Frieboes Hermann B, Edgerton Mary E, Fruehauf John P, Rose Felicity R A J, Worrall Lisa K, Gatenby Robert A, Ferrari Mauro, Cristini Vittorio
School of Health Information Sciences, The University of Texas MD Anderson Cancer Center, Houston, TX 77030, USA.
Cancer Res. 2009 May 15;69(10):4484-92. doi: 10.1158/0008-5472.CAN-08-3740. Epub 2009 Apr 14.
Nearly 30% of women with early-stage breast cancer develop recurrent disease attributed to resistance to systemic therapy. Prevailing models of chemotherapy failure describe three resistant phenotypes: cells with alterations in transmembrane drug transport, increased detoxification and repair pathways, and alterations leading to failure of apoptosis. Proliferative activity correlates with tumor sensitivity. Cell-cycle status, controlling proliferation, depends on local concentration of oxygen and nutrients. Although physiologic resistance due to diffusion gradients of these substances and drugs is a recognized phenomenon, it has been difficult to quantify its role with any accuracy that can be exploited clinically. We implement a mathematical model of tumor drug response that hypothesizes specific functional relationships linking tumor growth and regression to the underlying phenotype. The model incorporates the effects of local drug, oxygen, and nutrient concentrations within the three-dimensional tumor volume, and includes the experimentally observed resistant phenotypes of individual cells. We conclude that this integrative method, tightly coupling computational modeling with biological data, enhances the value of knowledge gained from current pharmacokinetic measurements, and, further, that such an approach could predict resistance based on specific tumor properties and thus improve treatment outcome.

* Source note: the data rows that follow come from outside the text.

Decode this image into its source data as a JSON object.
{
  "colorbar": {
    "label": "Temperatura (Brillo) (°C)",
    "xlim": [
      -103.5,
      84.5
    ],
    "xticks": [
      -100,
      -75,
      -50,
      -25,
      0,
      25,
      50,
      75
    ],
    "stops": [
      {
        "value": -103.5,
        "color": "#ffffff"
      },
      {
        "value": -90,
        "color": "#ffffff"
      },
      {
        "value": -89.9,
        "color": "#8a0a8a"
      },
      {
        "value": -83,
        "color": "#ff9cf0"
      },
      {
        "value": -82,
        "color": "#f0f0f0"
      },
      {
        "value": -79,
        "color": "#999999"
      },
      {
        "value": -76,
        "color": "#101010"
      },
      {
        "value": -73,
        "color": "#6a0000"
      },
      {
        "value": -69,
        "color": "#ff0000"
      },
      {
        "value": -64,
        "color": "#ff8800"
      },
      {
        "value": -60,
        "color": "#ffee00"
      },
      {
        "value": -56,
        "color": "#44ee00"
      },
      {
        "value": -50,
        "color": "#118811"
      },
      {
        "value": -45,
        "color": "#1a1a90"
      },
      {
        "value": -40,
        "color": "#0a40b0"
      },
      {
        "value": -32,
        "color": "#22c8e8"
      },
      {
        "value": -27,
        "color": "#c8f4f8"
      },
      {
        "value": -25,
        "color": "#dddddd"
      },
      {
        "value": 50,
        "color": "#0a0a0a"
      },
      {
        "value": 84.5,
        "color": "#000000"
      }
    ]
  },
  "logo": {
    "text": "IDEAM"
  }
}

近30%的早期乳腺癌女性会出现复发性疾病,这归因于对全身治疗的耐药性。当前化疗失败的模型描述了三种耐药表型:跨膜药物转运改变的细胞、解毒和修复途径增加的细胞,以及导致细胞凋亡失败的改变。增殖活性与肿瘤敏感性相关。控制增殖的细胞周期状态取决于局部氧气和营养物质的浓度。尽管由于这些物质和药物的扩散梯度导致的生理耐药性是一种公认的现象,但很难准确量化其在临床上可利用的作用。我们建立了一个肿瘤药物反应的数学模型,该模型假设了将肿瘤生长和消退与潜在表型联系起来的特定功能关系。该模型纳入了三维肿瘤体积内局部药物、氧气和营养物质浓度的影响,并包括单个细胞的实验观察到的耐药表型。我们得出结论,这种将计算建模与生物学数据紧密结合的综合方法,提高了从当前药代动力学测量中获得的知识的价值,而且,这种方法可以根据特定的肿瘤特性预测耐药性,从而改善治疗结果。